Remembering the lessons of his own book, however, Mukherjee is careful not to get too carried away. As he says, the reality is that there are more women who have been cured or benefited from “boring old chemotherapy” for early breast cancer than any targeted therapy for any cancer. “The question is: where are we going? Have we made another mistake? Are we wrong in thinking that the way forward is to target the cancer cell? Maybe five years from now we will conclude that this is not the best way to go. But you cannot go somewhere else without being here now.”
Remembering the lessons of his own book, Mukherjee is careful not to get too carried away
Mukherjee himself seems to accept no limits on his intellectual curiosity. In mid April the New York Times magazine carried a feature piece he wrote on the science and history of treating depression, titled ‘Post-Prozac Nation’, where he applies his detective writing skills to trying to make sense of another journey of scientific discovery that has been marked by great hopes of a magic bullet followed by disappointment, conspiracy theories and distrust.
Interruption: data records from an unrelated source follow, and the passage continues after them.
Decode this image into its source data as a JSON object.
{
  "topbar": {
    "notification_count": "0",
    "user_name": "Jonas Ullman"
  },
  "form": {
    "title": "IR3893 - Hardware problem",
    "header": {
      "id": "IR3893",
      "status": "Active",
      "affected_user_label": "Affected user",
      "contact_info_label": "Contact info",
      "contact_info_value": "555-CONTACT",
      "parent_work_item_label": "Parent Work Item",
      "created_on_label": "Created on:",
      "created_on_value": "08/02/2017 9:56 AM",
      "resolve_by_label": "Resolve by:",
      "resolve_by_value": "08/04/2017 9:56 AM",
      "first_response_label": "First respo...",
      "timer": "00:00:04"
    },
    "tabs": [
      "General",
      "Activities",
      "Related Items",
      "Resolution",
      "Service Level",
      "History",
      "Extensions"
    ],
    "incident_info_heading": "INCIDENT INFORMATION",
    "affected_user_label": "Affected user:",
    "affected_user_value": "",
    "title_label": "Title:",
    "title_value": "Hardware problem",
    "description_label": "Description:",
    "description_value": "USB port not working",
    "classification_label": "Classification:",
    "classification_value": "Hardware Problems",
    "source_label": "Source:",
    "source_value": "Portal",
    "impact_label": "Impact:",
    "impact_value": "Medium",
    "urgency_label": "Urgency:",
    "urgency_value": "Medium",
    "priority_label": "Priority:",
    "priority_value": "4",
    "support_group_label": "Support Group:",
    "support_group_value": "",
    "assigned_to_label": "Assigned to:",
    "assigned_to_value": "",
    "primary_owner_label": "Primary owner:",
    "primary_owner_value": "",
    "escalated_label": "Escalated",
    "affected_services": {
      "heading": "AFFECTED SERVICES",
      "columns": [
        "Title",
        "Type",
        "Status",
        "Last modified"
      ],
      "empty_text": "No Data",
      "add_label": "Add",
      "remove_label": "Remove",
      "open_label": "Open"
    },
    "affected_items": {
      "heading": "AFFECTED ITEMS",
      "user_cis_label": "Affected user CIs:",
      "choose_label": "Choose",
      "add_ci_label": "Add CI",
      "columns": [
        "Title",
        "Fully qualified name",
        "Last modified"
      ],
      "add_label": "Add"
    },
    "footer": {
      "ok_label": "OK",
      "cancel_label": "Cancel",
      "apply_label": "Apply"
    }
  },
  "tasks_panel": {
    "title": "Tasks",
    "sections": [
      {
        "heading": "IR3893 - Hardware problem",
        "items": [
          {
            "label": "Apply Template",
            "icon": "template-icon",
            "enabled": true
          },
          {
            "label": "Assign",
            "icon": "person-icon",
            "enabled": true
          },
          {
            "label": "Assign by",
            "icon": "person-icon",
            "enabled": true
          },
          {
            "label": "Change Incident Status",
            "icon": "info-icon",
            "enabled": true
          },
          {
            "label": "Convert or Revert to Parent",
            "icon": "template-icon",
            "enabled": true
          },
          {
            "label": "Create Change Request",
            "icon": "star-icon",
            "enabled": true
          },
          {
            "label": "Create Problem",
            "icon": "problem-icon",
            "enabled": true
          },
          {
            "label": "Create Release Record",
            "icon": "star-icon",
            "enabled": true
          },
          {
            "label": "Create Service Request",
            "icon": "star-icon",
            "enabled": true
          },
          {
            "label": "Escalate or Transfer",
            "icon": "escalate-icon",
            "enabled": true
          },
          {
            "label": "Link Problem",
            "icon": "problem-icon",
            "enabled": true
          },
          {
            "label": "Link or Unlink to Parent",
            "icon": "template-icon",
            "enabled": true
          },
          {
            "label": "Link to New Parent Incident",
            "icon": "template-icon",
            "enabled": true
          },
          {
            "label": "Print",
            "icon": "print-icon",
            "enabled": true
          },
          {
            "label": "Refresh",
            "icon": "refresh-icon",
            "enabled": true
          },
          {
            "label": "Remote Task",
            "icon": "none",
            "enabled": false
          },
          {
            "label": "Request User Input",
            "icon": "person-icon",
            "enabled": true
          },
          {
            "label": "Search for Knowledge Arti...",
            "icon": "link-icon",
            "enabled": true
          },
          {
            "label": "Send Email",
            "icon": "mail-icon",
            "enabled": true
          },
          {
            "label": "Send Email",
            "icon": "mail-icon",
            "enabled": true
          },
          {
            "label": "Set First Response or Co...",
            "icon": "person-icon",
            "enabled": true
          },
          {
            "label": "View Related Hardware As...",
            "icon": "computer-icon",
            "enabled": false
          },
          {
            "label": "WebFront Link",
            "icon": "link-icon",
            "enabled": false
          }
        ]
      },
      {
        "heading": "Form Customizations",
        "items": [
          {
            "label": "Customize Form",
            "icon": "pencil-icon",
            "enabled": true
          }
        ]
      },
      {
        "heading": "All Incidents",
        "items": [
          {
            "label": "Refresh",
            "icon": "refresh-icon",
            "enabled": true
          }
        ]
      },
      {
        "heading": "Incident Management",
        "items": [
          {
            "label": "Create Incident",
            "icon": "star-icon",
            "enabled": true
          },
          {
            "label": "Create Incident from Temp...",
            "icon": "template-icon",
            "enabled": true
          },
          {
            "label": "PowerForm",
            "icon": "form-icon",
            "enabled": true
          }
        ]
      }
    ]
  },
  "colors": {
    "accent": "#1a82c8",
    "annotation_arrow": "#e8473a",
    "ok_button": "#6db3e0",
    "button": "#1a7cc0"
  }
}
At the same time, he has taken great care to sustain his hands-on clinical practice, though this has been tricky in the wake of his new-found fame, to the extent that he finds it very hard to keep his clinical and research agenda on track. Overloaded with requests from people wanting second, third, fourth or even fifth referrals, he took a pragmatic decision to remove that pressure. While he takes his turn caring for patients on the ward, he has moved his entire clinical practice to the ‘fellows’ clinic’, which is run for people with no medical insurance and often no proper legal status. “Not because I’m a saint,” he hastens to add, “but because it wipes the slate clean of all the access issues.”
Mukherjee does not encourage discussion of his background or family, though the wide use of literary allusions and the general accessibility of the structure and style of his writing has, rightly or wrongly, been at least partially credited to the influence of his artist wife Sarah Sze, and he clearly revels in intellectual stimulus from almost any direction. He talks of himself as having multiple lives, “or at least dual lives,” centred around patients. “Every time I think about anything that is relevant, for instance trying to understand how we ended up with this hypothesis of depression in 2012, and what the next steps are, I go back to patients. So this life is very important for me. It keeps me alive and it keeps my brain alive in a way I have to protect, otherwise I cannot keep working on other more abstract things.”